L'hon. Wayne Easter:  
    Monsieur le Président, je trouve absolument incroyable que la secrétaire parlementaire puisse se lever pour débiter de telles niaiseries. Je dis cela parce qu'il s'agit de la vie des gens qui sont touchés dans les régions. Ils perdent cinq semaines de prestations d'assurance-emploi sans qu'aucune analyse économique ne soit faite par le gouvernement.
    La secrétaire parlementaire déclare que c'est pour favoriser la recherche d'un emploi. Or, dans bien des régions, il n'y en a tout simplement pas, des emplois. Une personne de 50 ou 55 ans ne peut pas être formée du jour au lendemain pour faire de la soudure sur un oléoduc en Alberta.
    La secrétaire parlementaire devrait plus que quiconque comprendre l'incidence de cette mesure sur les gens de la province. Hier, j'ai posé une question au sujet du fait que les conservateurs, en plus de supprimer cinq semaines de prestations d'assurance-emploi, récupèrent 50 cents sur chaque dollar de prestation du Régime de pensions du Canada auquel les travailleurs saisonniers ont contribué. C'est encore plus grave.
    Voilà les changements que les conservateurs ont apportés. Ils pénalisent l'industrie saisonnière et ceux qui y travaillent. Je demande au gouvernement de reconsidérer cette mesure draconienne et ridicule.
Mme Kellie Leitch:  
    Monsieur le Président, le député d'en face sait que ses allégations au sujet du Régime de pensions du Canada et de l'assurance-emploi sont complètement fausses. Le programme n'a pas été modifié. Le député n'ignore pas que le projet pilote ajoutant cinq semaines à la période de prestations d'assurance-emploi a pris fin à la date prévue.
    Le gouvernement reconnaît que le Canada n'est pas à l'abri de l'incertitude économique, et nous savons tous fort bien que notre reprise demeure extrêmement fragile.

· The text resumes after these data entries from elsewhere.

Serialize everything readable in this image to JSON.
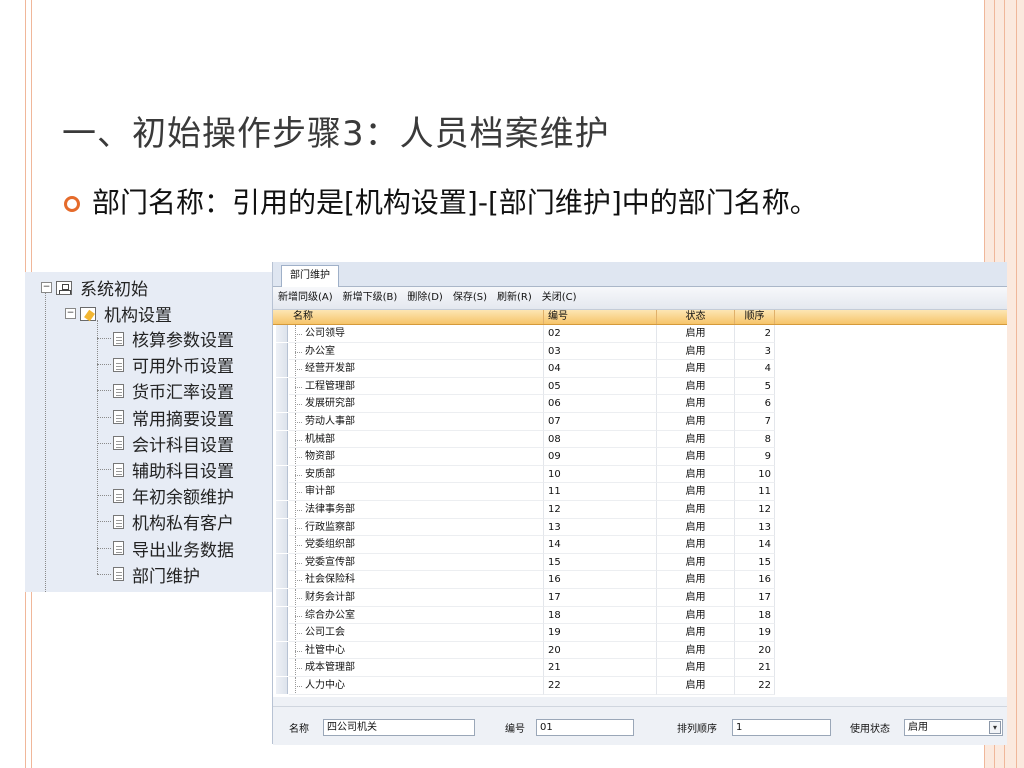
{
  "slide": {
    "title": "一、初始操作步骤3：人员档案维护",
    "bullet": "部门名称：引用的是[机构设置]-[部门维护]中的部门名称。"
  },
  "tree": {
    "root": "系统初始",
    "group": "机构设置",
    "items": [
      "核算参数设置",
      "可用外币设置",
      "货币汇率设置",
      "常用摘要设置",
      "会计科目设置",
      "辅助科目设置",
      "年初余额维护",
      "机构私有客户",
      "导出业务数据",
      "部门维护"
    ]
  },
  "app": {
    "tab": "部门维护",
    "toolbar": [
      "新增同级(A)",
      "新增下级(B)",
      "删除(D)",
      "保存(S)",
      "刷新(R)",
      "关闭(C)"
    ],
    "columns": [
      "名称",
      "编号",
      "状态",
      "顺序"
    ],
    "rows": [
      {
        "name": "公司领导",
        "code": "02",
        "status": "启用",
        "order": "2"
      },
      {
        "name": "办公室",
        "code": "03",
        "status": "启用",
        "order": "3"
      },
      {
        "name": "经营开发部",
        "code": "04",
        "status": "启用",
        "order": "4"
      },
      {
        "name": "工程管理部",
        "code": "05",
        "status": "启用",
        "order": "5"
      },
      {
        "name": "发展研究部",
        "code": "06",
        "status": "启用",
        "order": "6"
      },
      {
        "name": "劳动人事部",
        "code": "07",
        "status": "启用",
        "order": "7"
      },
      {
        "name": "机械部",
        "code": "08",
        "status": "启用",
        "order": "8"
      },
      {
        "name": "物资部",
        "code": "09",
        "status": "启用",
        "order": "9"
      },
      {
        "name": "安质部",
        "code": "10",
        "status": "启用",
        "order": "10"
      },
      {
        "name": "审计部",
        "code": "11",
        "status": "启用",
        "order": "11"
      },
      {
        "name": "法律事务部",
        "code": "12",
        "status": "启用",
        "order": "12"
      },
      {
        "name": "行政监察部",
        "code": "13",
        "status": "启用",
        "order": "13"
      },
      {
        "name": "党委组织部",
        "code": "14",
        "status": "启用",
        "order": "14"
      },
      {
        "name": "党委宣传部",
        "code": "15",
        "status": "启用",
        "order": "15"
      },
      {
        "name": "社会保险科",
        "code": "16",
        "status": "启用",
        "order": "16"
      },
      {
        "name": "财务会计部",
        "code": "17",
        "status": "启用",
        "order": "17"
      },
      {
        "name": "综合办公室",
        "code": "18",
        "status": "启用",
        "order": "18"
      },
      {
        "name": "公司工会",
        "code": "19",
        "status": "启用",
        "order": "19"
      },
      {
        "name": "社管中心",
        "code": "20",
        "status": "启用",
        "order": "20"
      },
      {
        "name": "成本管理部",
        "code": "21",
        "status": "启用",
        "order": "21"
      },
      {
        "name": "人力中心",
        "code": "22",
        "status": "启用",
        "order": "22"
      }
    ],
    "form": {
      "name_label": "名称",
      "name_value": "四公司机关",
      "code_label": "编号",
      "code_value": "01",
      "order_label": "排列顺序",
      "order_value": "1",
      "state_label": "使用状态",
      "state_value": "启用"
    }
  },
  "colors": {
    "accent": "#e56b2b",
    "header": "#f6c46a",
    "panel": "#e7ecf5"
  }
}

C'est pourquoi le Plan d'action économique a apporté des modifications à l'assurance-emploi afin d'aider les Canadiens à dénicher les emplois disponibles.

[Français]

    Les priorités de notre gouvernement sont la création d'emplois, la croissance et la prospérité à long terme.

[Traduction]

    Comme je l'ai déjà dit, depuis juillet 2009, le Canada a connu une création nette de plus de 900 000 emplois, et nous continuerons, comme auparavant, de miser sur la création d'emplois. De plus, le régime d'assurance-emploi sera toujours là pour ceux qui en ont besoin.

[Français]

Le président suppléant (M. Bruce Stanton):  
     La motion portant que la Chambre s'ajourne maintenant est réputée adoptée. La Chambre s'ajourne donc à demain, à 10 heures, conformément au paragraphe 24(1) du Règlement.